Carboplatin Warnings and Precautions

Prior to taking carboplatin, make sure your healthcare provider is aware of any other medical conditions you have, such as kidney disease, any kind of infection, and any bleeding. Also, this chemotherapy medicine can cause drug interactions, so tell your healthcare provider about any other medicines you are taking. Other precautions and warnings with carboplatin apply to women who are pregnant or breastfeeding.

What Should I Tell My Healthcare Provider?

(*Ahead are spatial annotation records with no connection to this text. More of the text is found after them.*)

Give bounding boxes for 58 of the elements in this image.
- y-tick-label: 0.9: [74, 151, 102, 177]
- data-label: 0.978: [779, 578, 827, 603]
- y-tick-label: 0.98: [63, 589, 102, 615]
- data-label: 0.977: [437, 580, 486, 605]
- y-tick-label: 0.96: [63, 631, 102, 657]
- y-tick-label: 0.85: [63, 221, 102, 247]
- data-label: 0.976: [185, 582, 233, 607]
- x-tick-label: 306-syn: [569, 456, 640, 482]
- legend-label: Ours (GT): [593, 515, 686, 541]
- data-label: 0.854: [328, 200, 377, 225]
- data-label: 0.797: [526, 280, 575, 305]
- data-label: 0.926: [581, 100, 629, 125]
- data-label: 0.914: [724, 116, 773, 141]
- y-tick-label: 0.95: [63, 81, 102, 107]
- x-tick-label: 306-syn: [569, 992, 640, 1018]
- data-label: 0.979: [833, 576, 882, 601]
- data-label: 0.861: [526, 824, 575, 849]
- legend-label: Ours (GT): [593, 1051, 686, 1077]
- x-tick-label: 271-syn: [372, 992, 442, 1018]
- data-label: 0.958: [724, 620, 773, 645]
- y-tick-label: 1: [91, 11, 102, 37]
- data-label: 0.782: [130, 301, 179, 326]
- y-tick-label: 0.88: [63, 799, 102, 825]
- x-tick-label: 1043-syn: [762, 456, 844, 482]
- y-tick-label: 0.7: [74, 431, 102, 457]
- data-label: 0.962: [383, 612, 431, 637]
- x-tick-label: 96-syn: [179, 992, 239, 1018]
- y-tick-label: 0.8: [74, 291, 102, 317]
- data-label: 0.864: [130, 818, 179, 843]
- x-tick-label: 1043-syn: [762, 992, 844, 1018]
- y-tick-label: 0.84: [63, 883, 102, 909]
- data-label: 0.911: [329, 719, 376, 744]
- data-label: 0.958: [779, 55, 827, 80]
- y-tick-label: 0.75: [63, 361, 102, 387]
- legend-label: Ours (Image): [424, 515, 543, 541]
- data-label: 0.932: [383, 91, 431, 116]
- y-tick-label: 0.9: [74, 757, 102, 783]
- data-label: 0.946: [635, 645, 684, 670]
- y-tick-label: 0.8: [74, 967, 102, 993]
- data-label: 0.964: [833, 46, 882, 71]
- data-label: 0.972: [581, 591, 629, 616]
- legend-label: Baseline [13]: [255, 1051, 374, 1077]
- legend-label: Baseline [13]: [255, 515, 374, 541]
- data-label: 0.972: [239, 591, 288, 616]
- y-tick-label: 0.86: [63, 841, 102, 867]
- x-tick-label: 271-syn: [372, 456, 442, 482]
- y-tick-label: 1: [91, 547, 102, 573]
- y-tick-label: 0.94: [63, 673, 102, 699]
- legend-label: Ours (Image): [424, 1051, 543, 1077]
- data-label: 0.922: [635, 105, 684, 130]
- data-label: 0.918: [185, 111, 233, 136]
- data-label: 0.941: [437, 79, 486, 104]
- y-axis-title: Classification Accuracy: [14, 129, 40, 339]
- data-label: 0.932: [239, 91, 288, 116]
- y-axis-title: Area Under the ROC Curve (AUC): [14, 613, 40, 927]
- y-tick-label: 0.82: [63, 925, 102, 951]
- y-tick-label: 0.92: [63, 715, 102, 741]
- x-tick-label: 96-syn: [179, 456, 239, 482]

Prior to receiving an infusion of carboplatin, tell your healthcare provider if you have:
 
  • Any kind of infection
  • Liver disease, including liver failure or cirrhosis
  • Kidney disease, such as kidney failure (renal failure)
  • Any bleeding
  • Any allergies, including to foods, dyes, or preservatives.
     
Also, let your healthcare provider know if you are:
 
  • Pregnant or thinking of becoming pregnant
  • Breastfeeding.
     
Make sure to tell your healthcare provider about any other medicines you are taking, including prescription and nonprescription medications, vitamins, and herbal supplements.
 

Specific Precautions and Warnings With Carboplatin

Some warnings and precautions to be aware of prior to receiving carboplatin include the following:
 
  • This medication can decrease the bone marrow's ability to produce blood cells, which can result in anemia and other serious conditions. Because your immune system depends on certain blood cells, you may be more susceptible to infections during treatment with carboplatin (see Chemotherapy and Infections)
You may also be at a higher risk for bleeding (see Blood Clotting Problems and Chemotherapy). You will need regular blood tests to make sure your blood counts are not too low. This "bone marrow suppression" is usually the dose-limiting toxicity of carboplatin and, generally, is at its worst about three weeks after a dose.
  • Carboplatin can cause kidney damage and hearing loss, especially when used at very high doses and/or in combination with other drugs that cause similar problems.
     
  • Loss of vision has been reported with high-dose carboplatin. However, this side effect appears to go away after the high doses are discontinued.
     
  • Just like other platinum drugs, carboplatin can cause serious allergic reactions. Such reactions usually occur within minutes of starting the infusion.
     
  • Extremely high doses of carboplatin have been reported to cause severe abnormalities in liver function tests (routine blood tests that check liver function).
     
  • If you have kidney disease, you may need a reduced carboplatin dosage.
     
  • Carboplatin often causes nausea and vomiting. Your healthcare provider should consider giving you medications before and after your infusion in order to prevent and treat nausea and vomiting (see Chemotherapy and Nausea).
     
  • Carboplatin can interact with other medications (see Carboplatin Drug Interactions).
     
  • Carboplatin is considered a pregnancy Category D medication. This means that it is probably not safe for use during pregnancy. Talk to your healthcare provider about the risks and benefits of using it when pregnant (see Carboplatin and Pregnancy).
 
  • It is unknown if this medication passes though breast milk in humans. Therefore, please check with your healthcare provider before receiving it while breastfeeding (see Carboplatin and Breastfeeding).